Nelle sale al primo piano sono conservati i quadri di importanti pittori quali Vitale da Bologna 1359, Bartolomeo Vivarini 1432, Innocenzo da Imola 1490-1545), Amico Aspertini 1474-1552, Bartolomeo Passerotti 1529-1592, Camillo Procaccini 1560-1621, Mastelletta 1575-1655, Giacomo Cavedoni 1577-1660, Luigi Crespi 1709-1779 e altri.

La costruzione del nuovo palazzo senatorio della famiglia, sul sito occupato da edifici di proprietà dei Bargellini già dal 1610, fu voluta da Camillo Bargellini che nel 1638 incaricò del progetto Bartolomeo Provaglia 1638, assistito dal capomastro Antonio Uri.

L'architetto elaborò più di una soluzione per il Palazzo che venne eretto entro il 1658. Esso rappresenta l'esempio più importante dell'architettura del XVII secolo a Bologna, dove si ritrova la locale organizzazione cinquecentesca della cortina in mattoni, ma dove il portico è sostituito da un imponente basamento a scarpa scandito da aperture con cornici in pietra che conferiscono all'insieme un aspetto costruttivo sobrio e autorevole.

all'interno, lo scalone settecentesco è attribuito a Carlo Francesco Dotti 1760-1759, ma è probabilmente una sintesi del suo progetto e di quelli di Giovanni Antonio Conti 1730 e di Alfonso Torreggiani che ne diresse la costruzione nel 1730, su incarico di Vincenzo Bargellini.

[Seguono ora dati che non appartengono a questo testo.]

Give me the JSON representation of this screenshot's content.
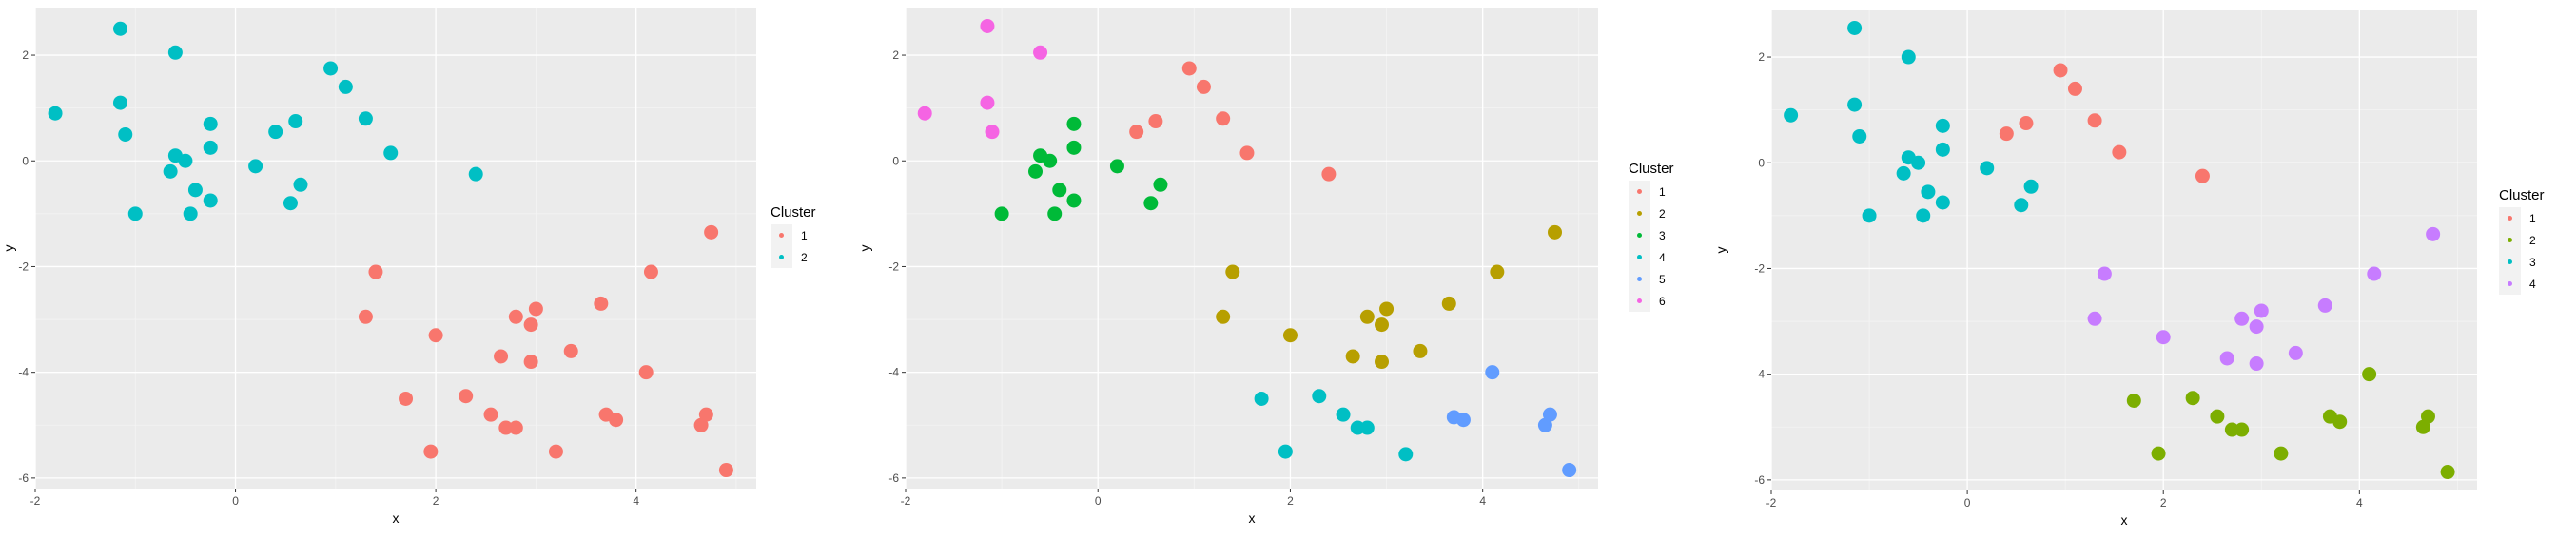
{
  "chart_data": [
    {
      "type": "scatter",
      "xlabel": "x",
      "ylabel": "y",
      "xlim": [
        -2.0,
        5.2
      ],
      "ylim": [
        -6.2,
        2.9
      ],
      "x_ticks": [
        "-2",
        "0",
        "2",
        "4"
      ],
      "y_ticks": [
        "2",
        "0",
        "-2",
        "-4",
        "-6"
      ],
      "grid": true,
      "legend": {
        "title": "Cluster",
        "position": "right"
      },
      "series": [
        {
          "name": "1",
          "color": "#F8766D",
          "points": [
            [
              1.4,
              -2.1
            ],
            [
              1.3,
              -2.95
            ],
            [
              2.0,
              -3.3
            ],
            [
              2.8,
              -2.95
            ],
            [
              2.95,
              -3.1
            ],
            [
              3.0,
              -2.8
            ],
            [
              2.65,
              -3.7
            ],
            [
              2.95,
              -3.8
            ],
            [
              3.35,
              -3.6
            ],
            [
              3.65,
              -2.7
            ],
            [
              4.15,
              -2.1
            ],
            [
              4.75,
              -1.35
            ],
            [
              1.7,
              -4.5
            ],
            [
              2.3,
              -4.45
            ],
            [
              2.55,
              -4.8
            ],
            [
              2.7,
              -5.05
            ],
            [
              2.8,
              -5.05
            ],
            [
              1.95,
              -5.5
            ],
            [
              3.2,
              -5.5
            ],
            [
              3.7,
              -4.8
            ],
            [
              3.8,
              -4.9
            ],
            [
              4.1,
              -4.0
            ],
            [
              4.65,
              -5.0
            ],
            [
              4.7,
              -4.8
            ],
            [
              4.9,
              -5.85
            ]
          ]
        },
        {
          "name": "2",
          "color": "#00BFC4",
          "points": [
            [
              -1.8,
              0.9
            ],
            [
              -1.15,
              2.5
            ],
            [
              -1.15,
              1.1
            ],
            [
              -1.1,
              0.5
            ],
            [
              -1.0,
              -1.0
            ],
            [
              -0.6,
              2.05
            ],
            [
              -0.65,
              -0.2
            ],
            [
              -0.6,
              0.1
            ],
            [
              -0.5,
              0.0
            ],
            [
              -0.45,
              -1.0
            ],
            [
              -0.4,
              -0.55
            ],
            [
              -0.25,
              0.7
            ],
            [
              -0.25,
              0.25
            ],
            [
              -0.25,
              -0.75
            ],
            [
              0.2,
              -0.1
            ],
            [
              0.4,
              0.55
            ],
            [
              0.55,
              -0.8
            ],
            [
              0.6,
              0.75
            ],
            [
              0.65,
              -0.45
            ],
            [
              0.95,
              1.75
            ],
            [
              1.1,
              1.4
            ],
            [
              1.3,
              0.8
            ],
            [
              1.55,
              0.15
            ],
            [
              2.4,
              -0.25
            ]
          ]
        }
      ]
    },
    {
      "type": "scatter",
      "xlabel": "x",
      "ylabel": "y",
      "xlim": [
        -2.0,
        5.2
      ],
      "ylim": [
        -6.2,
        2.9
      ],
      "x_ticks": [
        "-2",
        "0",
        "2",
        "4"
      ],
      "y_ticks": [
        "2",
        "0",
        "-2",
        "-4",
        "-6"
      ],
      "grid": true,
      "legend": {
        "title": "Cluster",
        "position": "right"
      },
      "series": [
        {
          "name": "1",
          "color": "#F8766D",
          "points": [
            [
              0.4,
              0.55
            ],
            [
              0.6,
              0.75
            ],
            [
              0.95,
              1.75
            ],
            [
              1.1,
              1.4
            ],
            [
              1.3,
              0.8
            ],
            [
              1.55,
              0.15
            ],
            [
              2.4,
              -0.25
            ]
          ]
        },
        {
          "name": "2",
          "color": "#B79F00",
          "points": [
            [
              1.4,
              -2.1
            ],
            [
              1.3,
              -2.95
            ],
            [
              2.0,
              -3.3
            ],
            [
              2.8,
              -2.95
            ],
            [
              2.95,
              -3.1
            ],
            [
              3.0,
              -2.8
            ],
            [
              2.65,
              -3.7
            ],
            [
              2.95,
              -3.8
            ],
            [
              3.35,
              -3.6
            ],
            [
              3.65,
              -2.7
            ],
            [
              4.15,
              -2.1
            ],
            [
              4.75,
              -1.35
            ]
          ]
        },
        {
          "name": "3",
          "color": "#00BA38",
          "points": [
            [
              -1.0,
              -1.0
            ],
            [
              -0.65,
              -0.2
            ],
            [
              -0.6,
              0.1
            ],
            [
              -0.5,
              0.0
            ],
            [
              -0.45,
              -1.0
            ],
            [
              -0.4,
              -0.55
            ],
            [
              -0.25,
              0.7
            ],
            [
              -0.25,
              0.25
            ],
            [
              -0.25,
              -0.75
            ],
            [
              0.2,
              -0.1
            ],
            [
              0.55,
              -0.8
            ],
            [
              0.65,
              -0.45
            ]
          ]
        },
        {
          "name": "4",
          "color": "#00BFC4",
          "points": [
            [
              1.7,
              -4.5
            ],
            [
              2.3,
              -4.45
            ],
            [
              2.55,
              -4.8
            ],
            [
              2.7,
              -5.05
            ],
            [
              2.8,
              -5.05
            ],
            [
              1.95,
              -5.5
            ],
            [
              3.2,
              -5.55
            ]
          ]
        },
        {
          "name": "5",
          "color": "#619CFF",
          "points": [
            [
              3.7,
              -4.85
            ],
            [
              3.8,
              -4.9
            ],
            [
              4.1,
              -4.0
            ],
            [
              4.65,
              -5.0
            ],
            [
              4.7,
              -4.8
            ],
            [
              4.9,
              -5.85
            ]
          ]
        },
        {
          "name": "6",
          "color": "#F564E3",
          "points": [
            [
              -1.8,
              0.9
            ],
            [
              -1.15,
              2.55
            ],
            [
              -1.15,
              1.1
            ],
            [
              -1.1,
              0.55
            ],
            [
              -0.6,
              2.05
            ]
          ]
        }
      ]
    },
    {
      "type": "scatter",
      "xlabel": "x",
      "ylabel": "y",
      "xlim": [
        -2.0,
        5.2
      ],
      "ylim": [
        -6.2,
        2.9
      ],
      "x_ticks": [
        "-2",
        "0",
        "2",
        "4"
      ],
      "y_ticks": [
        "2",
        "0",
        "-2",
        "-4",
        "-6"
      ],
      "grid": true,
      "legend": {
        "title": "Cluster",
        "position": "right"
      },
      "series": [
        {
          "name": "1",
          "color": "#F8766D",
          "points": [
            [
              0.4,
              0.55
            ],
            [
              0.6,
              0.75
            ],
            [
              0.95,
              1.75
            ],
            [
              1.1,
              1.4
            ],
            [
              1.3,
              0.8
            ],
            [
              1.55,
              0.2
            ],
            [
              2.4,
              -0.25
            ]
          ]
        },
        {
          "name": "2",
          "color": "#7CAE00",
          "points": [
            [
              1.7,
              -4.5
            ],
            [
              2.3,
              -4.45
            ],
            [
              2.55,
              -4.8
            ],
            [
              2.7,
              -5.05
            ],
            [
              2.8,
              -5.05
            ],
            [
              1.95,
              -5.5
            ],
            [
              3.2,
              -5.5
            ],
            [
              3.7,
              -4.8
            ],
            [
              3.8,
              -4.9
            ],
            [
              4.1,
              -4.0
            ],
            [
              4.65,
              -5.0
            ],
            [
              4.7,
              -4.8
            ],
            [
              4.9,
              -5.85
            ]
          ]
        },
        {
          "name": "3",
          "color": "#00BFC4",
          "points": [
            [
              -1.8,
              0.9
            ],
            [
              -1.15,
              2.55
            ],
            [
              -1.15,
              1.1
            ],
            [
              -1.1,
              0.5
            ],
            [
              -1.0,
              -1.0
            ],
            [
              -0.6,
              2.0
            ],
            [
              -0.65,
              -0.2
            ],
            [
              -0.6,
              0.1
            ],
            [
              -0.5,
              0.0
            ],
            [
              -0.45,
              -1.0
            ],
            [
              -0.4,
              -0.55
            ],
            [
              -0.25,
              0.7
            ],
            [
              -0.25,
              0.25
            ],
            [
              -0.25,
              -0.75
            ],
            [
              0.2,
              -0.1
            ],
            [
              0.55,
              -0.8
            ],
            [
              0.65,
              -0.45
            ]
          ]
        },
        {
          "name": "4",
          "color": "#C77CFF",
          "points": [
            [
              1.4,
              -2.1
            ],
            [
              1.3,
              -2.95
            ],
            [
              2.0,
              -3.3
            ],
            [
              2.8,
              -2.95
            ],
            [
              2.95,
              -3.1
            ],
            [
              3.0,
              -2.8
            ],
            [
              2.65,
              -3.7
            ],
            [
              2.95,
              -3.8
            ],
            [
              3.35,
              -3.6
            ],
            [
              3.65,
              -2.7
            ],
            [
              4.15,
              -2.1
            ],
            [
              4.75,
              -1.35
            ]
          ]
        }
      ]
    }
  ]
}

Il Palazzo pervenne in eredità alla famiglia Davia e nel 1876 il marchese Giuseppe lo lasciò con ogni suo avere alla fondazione di un'Opera Pia, impegnata nell'istruzione dei giovani, che avrebbe preso il nome Davia Bargellini.

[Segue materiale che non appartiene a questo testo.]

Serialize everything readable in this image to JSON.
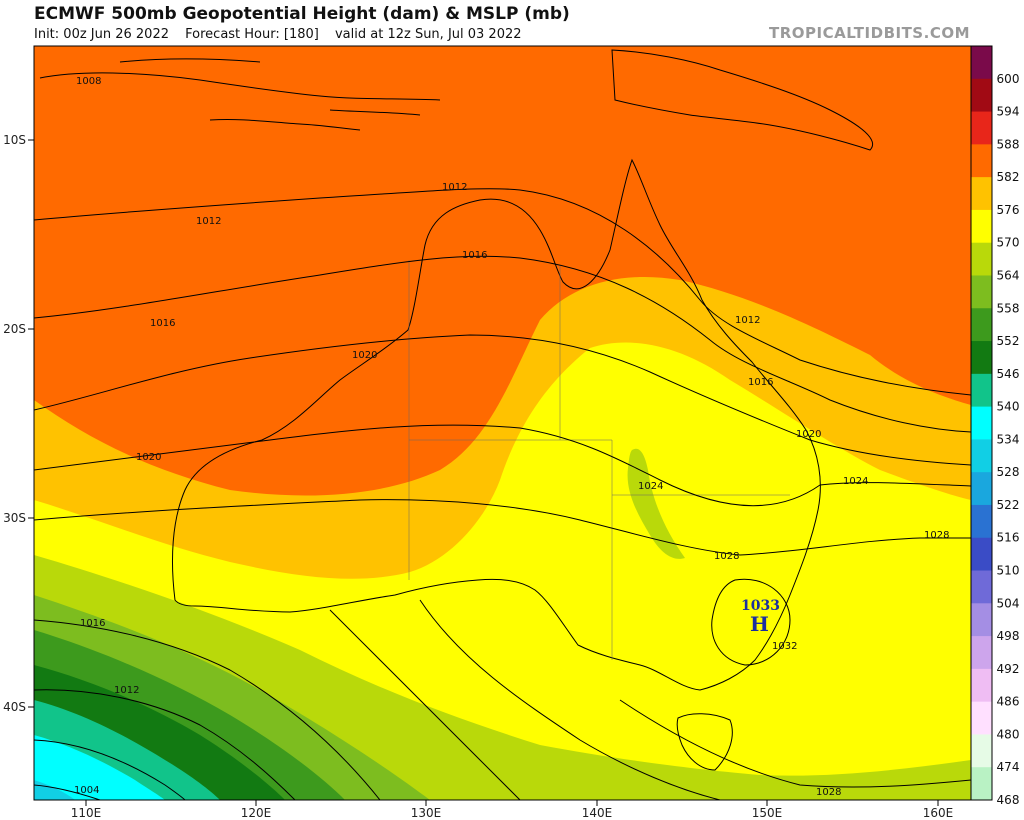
{
  "header": {
    "title": "ECMWF 500mb Geopotential Height (dam) & MSLP (mb)",
    "init": "Init: 00z Jun 26 2022",
    "forecast_hour": "Forecast Hour: [180]",
    "valid": "valid at 12z Sun, Jul 03 2022",
    "brand": "TROPICALTIDBITS.COM"
  },
  "axes": {
    "lon_labels": [
      "110E",
      "120E",
      "130E",
      "140E",
      "150E",
      "160E"
    ],
    "lat_labels": [
      "10S",
      "20S",
      "30S",
      "40S"
    ]
  },
  "colorbar": {
    "labels": [
      "600",
      "594",
      "588",
      "582",
      "576",
      "570",
      "564",
      "558",
      "552",
      "546",
      "540",
      "534",
      "528",
      "522",
      "516",
      "510",
      "504",
      "498",
      "492",
      "486",
      "480",
      "474",
      "468"
    ],
    "colors": [
      "#7a0a4a",
      "#a10a14",
      "#e8261a",
      "#ff6a00",
      "#ffc200",
      "#ffff00",
      "#b9d90a",
      "#7dbd1f",
      "#3d9a1d",
      "#127a12",
      "#11c48a",
      "#00ffff",
      "#11cfe5",
      "#1aa7de",
      "#2a72d2",
      "#3a4cc6",
      "#6f6ad8",
      "#a48ee4",
      "#cda5ec",
      "#efbdf3",
      "#ffe0ff",
      "#e6fbe6",
      "#b9f2c4"
    ]
  },
  "pressure_system": {
    "type": "H",
    "value": "1033"
  },
  "isobar_labels": [
    "1008",
    "1012",
    "1012",
    "1016",
    "1016",
    "1020",
    "1020",
    "1012",
    "1016",
    "1020",
    "1024",
    "1024",
    "1028",
    "1028",
    "1032",
    "1016",
    "1012",
    "1004",
    "1028"
  ],
  "colors": {
    "c588": "#ff6a00",
    "c582": "#ffc200",
    "c576": "#ffff00",
    "c570": "#b9d90a",
    "c564": "#7dbd1f",
    "c558": "#3d9a1d",
    "c552": "#127a12",
    "c546": "#11c48a",
    "c540": "#00ffff",
    "c534": "#11cfe5"
  }
}
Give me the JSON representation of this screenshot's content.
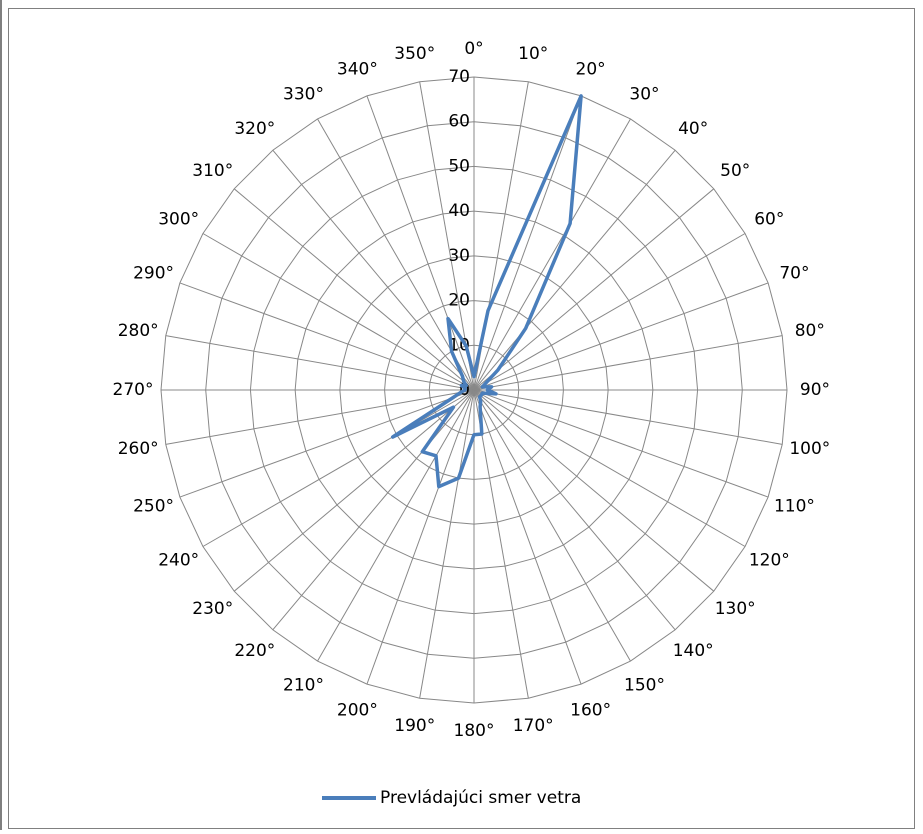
{
  "chart_data": {
    "type": "radar",
    "categories": [
      "0°",
      "10°",
      "20°",
      "30°",
      "40°",
      "50°",
      "60°",
      "70°",
      "80°",
      "90°",
      "100°",
      "110°",
      "120°",
      "130°",
      "140°",
      "150°",
      "160°",
      "170°",
      "180°",
      "190°",
      "200°",
      "210°",
      "220°",
      "230°",
      "240°",
      "250°",
      "260°",
      "270°",
      "280°",
      "290°",
      "300°",
      "310°",
      "320°",
      "330°",
      "340°",
      "350°"
    ],
    "series": [
      {
        "name": "Prevládajúci smer vetra",
        "color": "#4a7ebb",
        "values": [
          3,
          18,
          70,
          43,
          18,
          7,
          3,
          2,
          4,
          3,
          5,
          2,
          2,
          2,
          2,
          3,
          4,
          10,
          10,
          20,
          23,
          17,
          18,
          6,
          21,
          5,
          3,
          2,
          2,
          3,
          2,
          3,
          4,
          10,
          17,
          10
        ]
      }
    ],
    "ylim": [
      0,
      70
    ],
    "yticks": [
      0,
      10,
      20,
      30,
      40,
      50,
      60,
      70
    ],
    "grid": true,
    "legend": "bottom"
  }
}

A Giuseppe Davia si deve anche l'avvio della raccolta di dipinti che l'Opera Pia incrementò e diversificò, aggiungendo mobili e suppellettili appartenuti alle case Bolognesi borghesi e patrizie.

Le sale adibite a museo sono rifinite da ornamenti e dettagli di gusto barocco, ma realizzati con misura e in sintonia con il carattere sobrio dell'intero edificio.

Al piano terra è l’interessante Museo Davia-Bargellini si può visitare gratuitamente, che raccoglie numerosi e antichi oggetti fabbricati da artigiani Bolognesi.

         Bellissimi i mobili antichi, i vasi, le ceramiche e gli utensili casalinghi. Molti quadri hanno ricche cornici dorate. Particolarmente curiosi sono i due oggetti, costruiti nel 1700: un teatrino per marionette, con scenari dipinti e maschere italiane; e una villetta in legno, completa di mobilia, che serviva per il gioco della bambola.